Posted 13 January 2020 - 03:06 PM

View PostPoolsideMasterchef, on 13 January 2020 - 02:51 PM, said:

Off topic but we no longer really have local papers here!  They do a couple that each cover several council areas and you pick them up at foodland or the library.  I gather the readership was very low so environmentally its a good thing.
Thats wonderful. I wish this would happen in our local area but as it has a relatively high ageing population they are unlikely to disappear from our way for some time.

#20 ECsMum

Posted 13 January 2020 - 03:19 PM

View PostPoolsideMasterchef, on 13 January 2020 - 02:46 PM, said:

My friends daughter was doing pamphlet delivery and it was similar.  She quit a few months back because they cut the rates of pay. Apparently heaps of people quit because it wasn't even covering their petrol to pick the pamphlets up!  I hope the OPs son has a better experience.

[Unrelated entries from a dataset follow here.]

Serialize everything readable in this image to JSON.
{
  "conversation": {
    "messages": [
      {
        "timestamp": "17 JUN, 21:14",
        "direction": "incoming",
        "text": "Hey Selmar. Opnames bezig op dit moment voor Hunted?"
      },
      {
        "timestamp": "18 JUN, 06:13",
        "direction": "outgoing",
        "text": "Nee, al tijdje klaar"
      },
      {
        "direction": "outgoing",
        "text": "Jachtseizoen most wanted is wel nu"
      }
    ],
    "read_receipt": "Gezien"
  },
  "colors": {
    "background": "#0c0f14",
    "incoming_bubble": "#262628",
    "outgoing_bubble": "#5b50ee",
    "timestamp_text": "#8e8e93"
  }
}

The bundles were dropped off at my nieces house so at least they didn't have that petrol cost.

#21 Dianalynch

Posted 13 January 2020 - 03:32 PM

whether or not it's a good rate can also depend on the density of housing - around where i live which is medium density (with some high) it takes 1.5 hours to deliver around 400 letters...i do a lot of this during election campaigns...once i had to deliver them in a different suburb which was low density and hilly, 400 letters took 2.5 hours. it was good exercise though.

#22 amdirel

Posted 13 January 2020 - 03:46 PM

View PostHollycoddle, on 13 January 2020 - 08:31 AM, said:

Better to just find a job working for someone else.

I heard this a lot when DD was considering doing pamphlet delivery. It might very well be crappy money... but OP's child is 13, where else are they going to get a job at??!